- Developer: Incentive Software
- Publisher: Incentive Software
- Programmer: Paul Shirley
- Composer: Rob Hubbard
- Platforms: ZX Spectrum, Amstrad CPC, Commodore 64, BBC Micro, Acorn Electron
- Release: 1985
- Genre: Puzzle
- Mode: Single-player

= Confuzion =

1985 video game

Confuzion is a 1985 puzzle video game developed and published by Incentive Software for the ZX Spectrum, Commodore 64, BBC Micro, and Acorn Electron. The object is to guide a spark along a fuse wire. It is similar to the 1982 arcade game Loco-Motion. Confuzion was written by Paul Shirley who later wrote Spindizzy.

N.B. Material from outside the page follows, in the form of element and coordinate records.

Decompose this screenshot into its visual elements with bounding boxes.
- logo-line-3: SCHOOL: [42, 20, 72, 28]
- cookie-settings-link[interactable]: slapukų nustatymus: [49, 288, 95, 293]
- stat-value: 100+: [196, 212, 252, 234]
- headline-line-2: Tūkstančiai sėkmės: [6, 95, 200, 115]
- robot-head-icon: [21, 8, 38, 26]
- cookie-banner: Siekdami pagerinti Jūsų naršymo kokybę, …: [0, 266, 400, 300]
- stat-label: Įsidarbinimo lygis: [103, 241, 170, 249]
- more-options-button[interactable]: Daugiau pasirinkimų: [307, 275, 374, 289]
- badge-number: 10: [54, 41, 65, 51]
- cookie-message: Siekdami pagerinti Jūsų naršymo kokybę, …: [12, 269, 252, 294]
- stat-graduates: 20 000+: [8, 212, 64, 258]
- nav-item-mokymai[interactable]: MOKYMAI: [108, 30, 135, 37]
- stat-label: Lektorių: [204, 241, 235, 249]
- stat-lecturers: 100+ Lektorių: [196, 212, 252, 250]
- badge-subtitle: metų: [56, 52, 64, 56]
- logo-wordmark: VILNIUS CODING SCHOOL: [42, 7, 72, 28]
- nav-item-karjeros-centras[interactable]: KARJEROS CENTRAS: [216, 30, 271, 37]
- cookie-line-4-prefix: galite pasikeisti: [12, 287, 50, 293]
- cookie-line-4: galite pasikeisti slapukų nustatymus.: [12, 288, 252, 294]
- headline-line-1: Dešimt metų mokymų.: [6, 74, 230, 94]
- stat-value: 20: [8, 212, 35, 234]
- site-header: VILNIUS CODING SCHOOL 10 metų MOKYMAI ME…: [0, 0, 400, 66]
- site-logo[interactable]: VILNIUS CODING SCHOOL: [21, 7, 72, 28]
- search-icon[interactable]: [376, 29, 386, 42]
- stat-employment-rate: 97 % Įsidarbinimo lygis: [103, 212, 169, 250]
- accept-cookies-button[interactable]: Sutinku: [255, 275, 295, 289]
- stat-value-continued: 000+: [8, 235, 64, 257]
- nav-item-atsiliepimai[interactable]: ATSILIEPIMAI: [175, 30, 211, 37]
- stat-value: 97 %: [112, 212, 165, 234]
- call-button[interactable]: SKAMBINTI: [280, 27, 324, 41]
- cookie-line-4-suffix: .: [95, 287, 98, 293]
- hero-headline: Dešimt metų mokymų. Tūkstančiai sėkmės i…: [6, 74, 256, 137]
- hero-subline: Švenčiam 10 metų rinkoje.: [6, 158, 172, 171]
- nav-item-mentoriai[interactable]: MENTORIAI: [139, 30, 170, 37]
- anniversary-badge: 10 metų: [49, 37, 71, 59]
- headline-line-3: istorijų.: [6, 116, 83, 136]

Zzap!64 magazine considered Confuzion to be the best arcade-puzzle game available at the time for the Commodore 64.

==Audio track==

The cassette tape on which the game was supplied also contained an audio track also titled "Confusion", which was composed by the band Private Property (Matt Smith Lyrics, Joanne Holt/Steve Salt Music) and performed by Joanne Holt, Matt Smith, Steve Salt, Chris Weller and Gary Seaward. Rob Hubbard translated the original track into the game's soundtrack. Rob Hubbard's version of the music is mentioned in the book Bits and pieces: a history of chiptunes by Kenneth B. McAlpine.

The band persuaded Incentive Software to change their audio cassette duplication process from monophonic to stereophonic, so that the music could be better appreciated (mono was fine for the computer program data which was distributed on cassette tapes in the 80s).

The graphic design for the cover of the cassette was created by Matthew Tidbury.